⬆️ ⬇️

Docotic.Pdf: What problems will PVS-Studio detect in a mature project?

Docotic.Pdf and PVS-studio


Quality is important to us. And we have heard about PVS-Studio. All this led to the desire to check Docotic.Pdf and find out what else can be improved.



Docotic.Pdf is a general purpose library for working with PDF files. Written in C #, no unsafe code, no external dependencies other than .NET runtime. It works both under .NET 4+ and under .NET Standard 2+.



The library has been in development for a little over 10 years and it has 110 thousand lines of code without taking tests, examples and other things into account. For static analysis, we constantly use Code Analysis and StyleCop. Several thousand automatic tests protect us from regressions. Our clients from different countries and different industries trust the quality of the library.



What problems will PVS-Studio detect?

')

Installation and first impression



I downloaded the trial version from the PVS-Studio website. Pleasantly surprised by the small size of the installer.
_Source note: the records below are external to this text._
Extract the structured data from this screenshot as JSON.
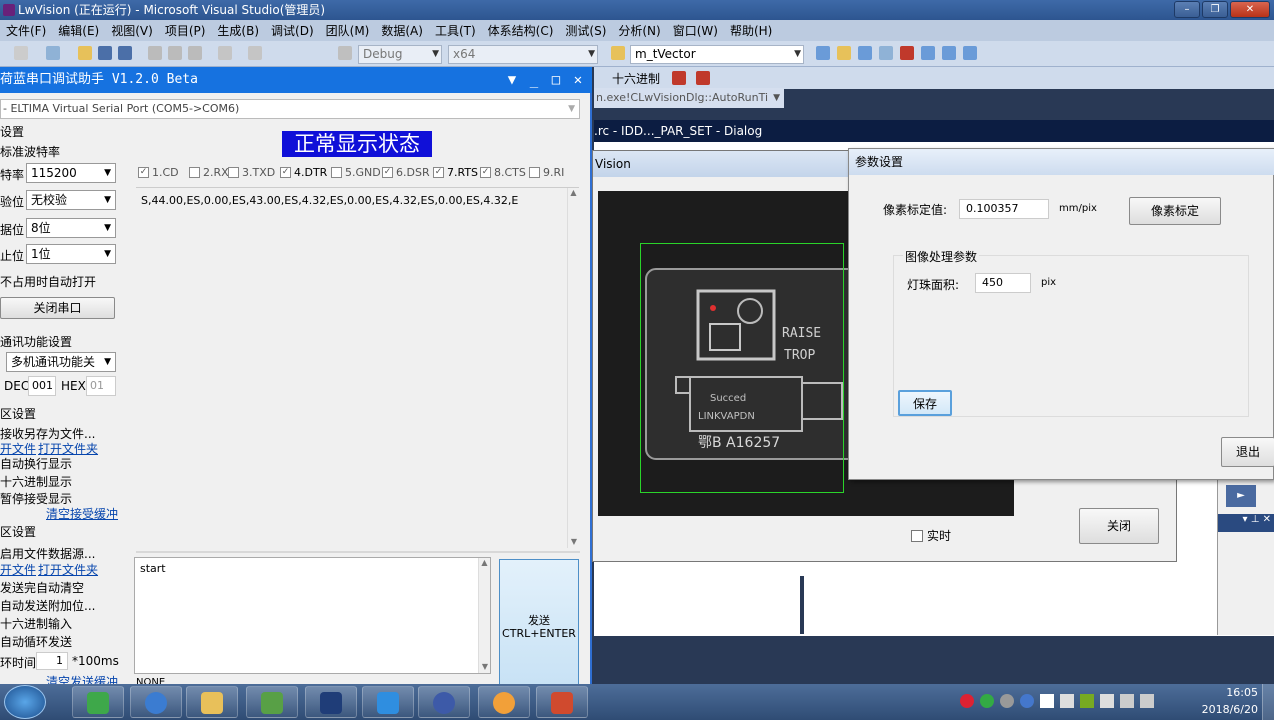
{
  "vs": {
    "title": "LwVision (正在运行) - Microsoft Visual Studio(管理员)",
    "menu": [
      "文件(F)",
      "编辑(E)",
      "视图(V)",
      "项目(P)",
      "生成(B)",
      "调试(D)",
      "团队(M)",
      "数据(A)",
      "工具(T)",
      "体系结构(C)",
      "测试(S)",
      "分析(N)",
      "窗口(W)",
      "帮助(H)"
    ],
    "config": "Debug",
    "platform": "x64",
    "find_combo": "m_tVector",
    "hex_label": "十六进制",
    "callstack": "n.exe!CLwVisionDlg::AutoRunTi",
    "doc_tab": ".rc - IDD..._PAR_SET - Dialog"
  },
  "serial": {
    "title": "荷蓝串口调试助手 V1.2.0 Beta",
    "port": "- ELTIMA Virtual Serial Port (COM5->COM6)",
    "section_port": "设置",
    "baud_label_full": "标准波特率",
    "baud_label": "特率",
    "baud": "115200",
    "check_label": "验位",
    "check": "无校验",
    "data_label": "据位",
    "data": "8位",
    "stop_label": "止位",
    "stop": "1位",
    "auto_open": "不占用时自动打开",
    "close_btn": "关闭串口",
    "section_comm": "通讯功能设置",
    "multi": "多机通讯功能关",
    "dec_label": "DEC",
    "dec": "001",
    "hex_label": "HEX",
    "hex": "01",
    "section_recv": "区设置",
    "recv_save": "接收另存为文件...",
    "link_file": "开文件",
    "link_folder": "打开文件夹",
    "auto_newline": "自动换行显示",
    "hex_show": "十六进制显示",
    "pause_recv": "暂停接受显示",
    "clear_recv": "清空接受缓冲",
    "section_send": "区设置",
    "use_file": "启用文件数据源...",
    "link_file2": "开文件",
    "link_folder2": "打开文件夹",
    "send_clear": "发送完自动清空",
    "send_append": "自动发送附加位...",
    "hex_input": "十六进制输入",
    "auto_loop": "自动循环发送",
    "loop_label": "环时间",
    "loop_value": "1",
    "loop_unit": "*100ms",
    "clear_send": "清空发送缓冲",
    "status": "NONE",
    "state_label": "正常显示状态",
    "signals": [
      {
        "label": "1.CD",
        "checked": true,
        "active": false
      },
      {
        "label": "2.RXD",
        "checked": false,
        "active": false
      },
      {
        "label": "3.TXD",
        "checked": false,
        "active": false
      },
      {
        "label": "4.DTR",
        "checked": true,
        "active": true
      },
      {
        "label": "5.GND",
        "checked": false,
        "active": false
      },
      {
        "label": "6.DSR",
        "checked": true,
        "active": false
      },
      {
        "label": "7.RTS",
        "checked": true,
        "active": true
      },
      {
        "label": "8.CTS",
        "checked": true,
        "active": false
      },
      {
        "label": "9.RI",
        "checked": false,
        "active": false
      }
    ],
    "received": "S,44.00,ES,0.00,ES,43.00,ES,4.32,ES,0.00,ES,4.32,ES,0.00,ES,4.32,E",
    "send_text": "start",
    "send_btn_1": "发送",
    "send_btn_2": "CTRL+ENTER"
  },
  "lwvision": {
    "title": "Vision",
    "realtime": "实时",
    "close_btn": "关闭",
    "card_text_1": "TROP",
    "card_text_2": "RAISE",
    "card_text_3": "Succed",
    "card_text_4": "LINKVAPDN",
    "card_text_5": "鄂B A16257"
  },
  "param_dialog": {
    "title": "参数设置",
    "calib_label": "像素标定值:",
    "calib_value": "0.100357",
    "calib_unit": "mm/pix",
    "calib_btn": "像素标定",
    "group_label": "图像处理参数",
    "area_label": "灯珠面积:",
    "area_value": "450",
    "area_unit": "pix",
    "save_btn": "保存",
    "exit_btn": "退出"
  },
  "taskbar": {
    "time": "16:05",
    "date": "2018/6/20",
    "apps": [
      "ie-icon",
      "qq-icon",
      "folder-icon",
      "app-icon",
      "vs-icon",
      "wps-icon",
      "loop-icon",
      "ha-icon",
      "office-icon"
    ]
  }
}
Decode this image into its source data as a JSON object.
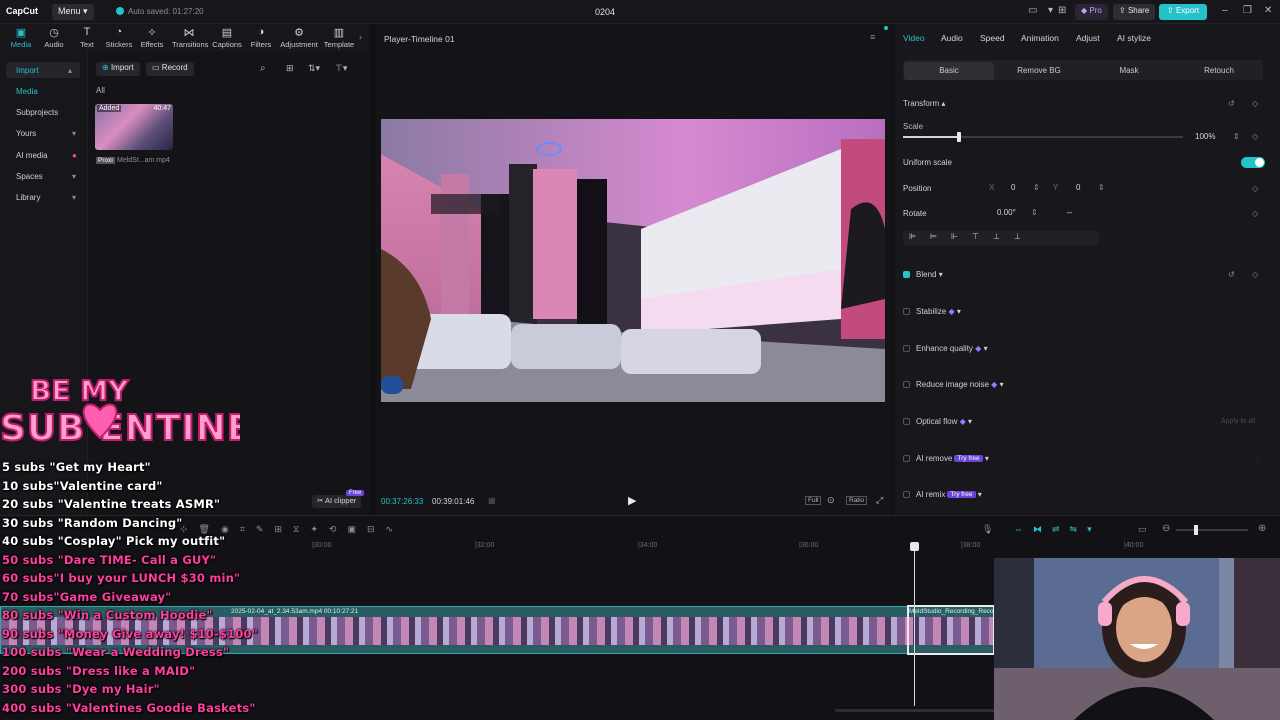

Installed with the default settings: analysis engines, a separate PVS-Studio environment, integration into Visual Studio 2017.



After installation, nothing started, and two shortcuts with identical icons were added to the Start menu: Standalone and PVS-Studio. For a moment I wondered what to launch. I launched Standalone and was unpleasantly surprised by the interface. The 200% scale set for my Windows is supported crookedly. Part of the text is too small, part of the text does not fit in the space reserved for it. The name, Unicorn, and Actions list are cropped at any window size. Even with full screen.







Well, okay, I decided to open my project file. Suddenly, the File menu did not find such an option. There I was offered only to open separate files. Thank you, I thought, I’ll try another option. I launched PVS-Studio - they showed me a window with blurred text. Scale 200% again made itself felt. Text reported: look for me in “Three Crowns”; look for the PVS-Studio menu in Visual Studio. Well, opened the Studio.



Opened the solution. Indeed, there is a PVS-Studio menu, and in it there is an opportunity to check “Current Project”. I made the project I needed current and launched the check. Below in the Studio a window appeared with the results of the analysis. A window with the progress of the checkout appeared in the background, but I did not immediately find it. At first there was a feeling that the test did not start or immediately ended.



The result of the first check



The analyzer checked all 1253 project files in approximately 9 minutes and 30 seconds. By the end of the check, the file counter did not change as quickly as at the beginning. Perhaps there is some non-linear dependence of the scan duration on the number of files to be scanned.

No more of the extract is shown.